On the first day of Black History Month, SEIU partnered with the National Domestic Workers Alliance (NDWA) to host a virtual interdenominational, multilingual prayer vigil honoring the essential care nursing home and home care workers provide for our nation’s aging parents, grandparents and loved ones with disabilities. The vigil welcomed care workers from all walks of life and featured remarks from a diverse set of faith leaders and SEIU member leaders, as well as SEIU International President Mary Kay Henry and NDWA Founder and Director Ai-jen Poo.
Home care and nursing home workers — the majority of whom are women and women of color — have historically and intentionally been underpaid and overlooked. Throughout the pandemic, many of these workers have been forced to make the impossible choice of going to work unprotected or staying at home without pay. Defying all odds, they have upheld their commitment to providing compassionate, essential care for their clients no matter what.

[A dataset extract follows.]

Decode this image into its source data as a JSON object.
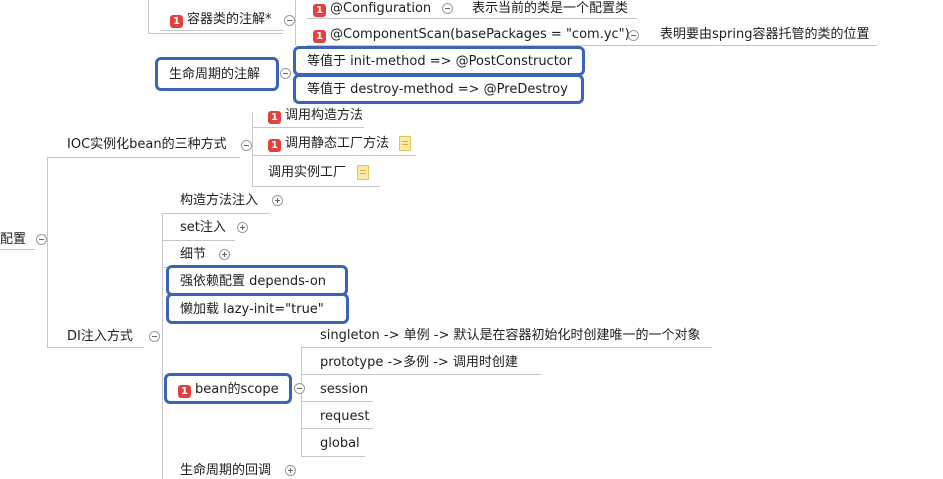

“Because of Harriet Tubman’s faith, she saw herself as more than a slave. She was able to see a future. When she came out she encouraged others to do the same,” shared SEIU VA512 member Yolanda Ross, a home care worker who emceed the vigil. “Our union was an answer to my prayer. I knew God was listening to our prayers when I heard President Joe Biden talk about care workers as part of his plans to build back our country. He’s hearing the cries of those who have to work multiple jobs to make ends meet.”
Attendees were inspired to put their faith and intentions to action by calling members of Congress, urging them to invest in Medicaid, and make the jobs needed to care for aging parents and loved ones with disabilities good union jobs.